The man and Bobby turned to Jake, and Bobby jumped towards the man and slammed the butt of his gun into the back of his head. The man stumbled forward, letting out an “Ah” but he didn’t collapse. Bobby brought the gun down again, this time harder, and the man groaned and fell onto his hands and knees. Bobby quickly grabbed him by the collar and pulled him towards the yard. “This way, asshole.” The man tried to get up, but lost his balance.
“What the hell are you doing?” Jake said.
“What the fuck else do I do?” Bobby turned to the man, who was sitting on the ground, stunned, rubbing his temple. Bobby ran up to him and kicked his head. There was a thump when he connected, and the man’s head snapped back, and he slumped on the ground. “Please, God,” he managed to say.
“Stop,” Jake said. “Take it easy.” He saw Bobby’s gun, a .38. He hadn’t known Bobby was carrying.
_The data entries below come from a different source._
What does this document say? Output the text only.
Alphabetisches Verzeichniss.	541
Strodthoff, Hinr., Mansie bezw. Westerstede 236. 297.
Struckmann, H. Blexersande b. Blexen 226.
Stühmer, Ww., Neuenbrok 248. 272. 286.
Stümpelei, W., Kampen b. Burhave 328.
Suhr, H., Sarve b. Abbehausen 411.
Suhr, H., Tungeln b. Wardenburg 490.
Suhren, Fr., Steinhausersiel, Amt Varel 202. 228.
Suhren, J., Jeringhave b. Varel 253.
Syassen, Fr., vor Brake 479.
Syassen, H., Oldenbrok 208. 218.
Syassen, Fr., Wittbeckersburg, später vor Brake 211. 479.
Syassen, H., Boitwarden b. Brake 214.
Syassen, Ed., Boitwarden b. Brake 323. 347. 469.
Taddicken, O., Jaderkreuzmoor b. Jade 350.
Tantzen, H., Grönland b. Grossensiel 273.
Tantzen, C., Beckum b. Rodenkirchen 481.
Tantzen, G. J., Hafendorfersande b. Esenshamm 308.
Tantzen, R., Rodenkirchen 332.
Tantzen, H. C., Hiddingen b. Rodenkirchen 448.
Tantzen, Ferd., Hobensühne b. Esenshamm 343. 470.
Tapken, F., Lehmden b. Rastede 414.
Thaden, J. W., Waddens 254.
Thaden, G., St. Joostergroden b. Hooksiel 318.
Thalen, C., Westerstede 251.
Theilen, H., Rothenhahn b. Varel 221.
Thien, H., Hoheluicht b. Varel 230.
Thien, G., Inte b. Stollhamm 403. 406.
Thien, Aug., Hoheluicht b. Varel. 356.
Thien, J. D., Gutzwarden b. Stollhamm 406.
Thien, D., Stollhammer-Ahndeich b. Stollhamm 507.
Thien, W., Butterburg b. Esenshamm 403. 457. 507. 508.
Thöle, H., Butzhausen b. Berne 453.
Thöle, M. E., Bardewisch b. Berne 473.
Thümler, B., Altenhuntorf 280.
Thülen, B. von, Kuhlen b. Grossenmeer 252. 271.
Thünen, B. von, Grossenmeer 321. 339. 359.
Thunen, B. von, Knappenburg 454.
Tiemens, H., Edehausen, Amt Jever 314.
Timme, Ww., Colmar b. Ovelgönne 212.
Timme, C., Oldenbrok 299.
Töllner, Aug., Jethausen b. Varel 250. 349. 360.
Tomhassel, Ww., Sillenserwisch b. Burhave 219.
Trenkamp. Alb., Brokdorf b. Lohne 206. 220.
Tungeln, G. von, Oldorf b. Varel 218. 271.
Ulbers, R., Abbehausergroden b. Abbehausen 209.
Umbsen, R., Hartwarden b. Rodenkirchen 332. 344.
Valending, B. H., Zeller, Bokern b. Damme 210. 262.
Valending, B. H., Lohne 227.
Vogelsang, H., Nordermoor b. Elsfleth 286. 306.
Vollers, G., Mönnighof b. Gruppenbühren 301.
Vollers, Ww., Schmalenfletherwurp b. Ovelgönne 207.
“You got it?” Bobby asked, nodding to the strongbox.
“I got it. Let’s go.”
Bobby glanced at the man on the ground, and gave him one more kick to the head. The man passed out. Jake was already moving towards the car. It was the middle of the day and they were in full view of the other houses. Jake climbed into the driver’s seat, and Bobby jumped in, shoving the gun into his pants. Jake glanced at the gun but didn’t say anything. As he drove off, he knew there was going to be a problem.
25
Jake awoke from a nap, and heard rustling in the living room. When he walked out, he saw Rachel in her sweats, packing a water bottle into a gym bag. She turned to him, smiled, and said, “Good evening.”
“Gym?” he asked.
“Yes. Care to join me?”
He hurried back into his room to grab shorts and T-shirt. While they were in the elevator, Jake said, “Today was your last day.”
“It certainly was.”
“Congratulations.”
She nodded slowly, her attention distracted. They left the building and walked down Van Ness, but it seemed more crowded than usual, so they soon veered onto the side streets, winding their way towards Laguna. Jake was still groggy from his nap, and they were quiet the entire walk to the gym. At the doorway she said, “I think the guest pass expired.”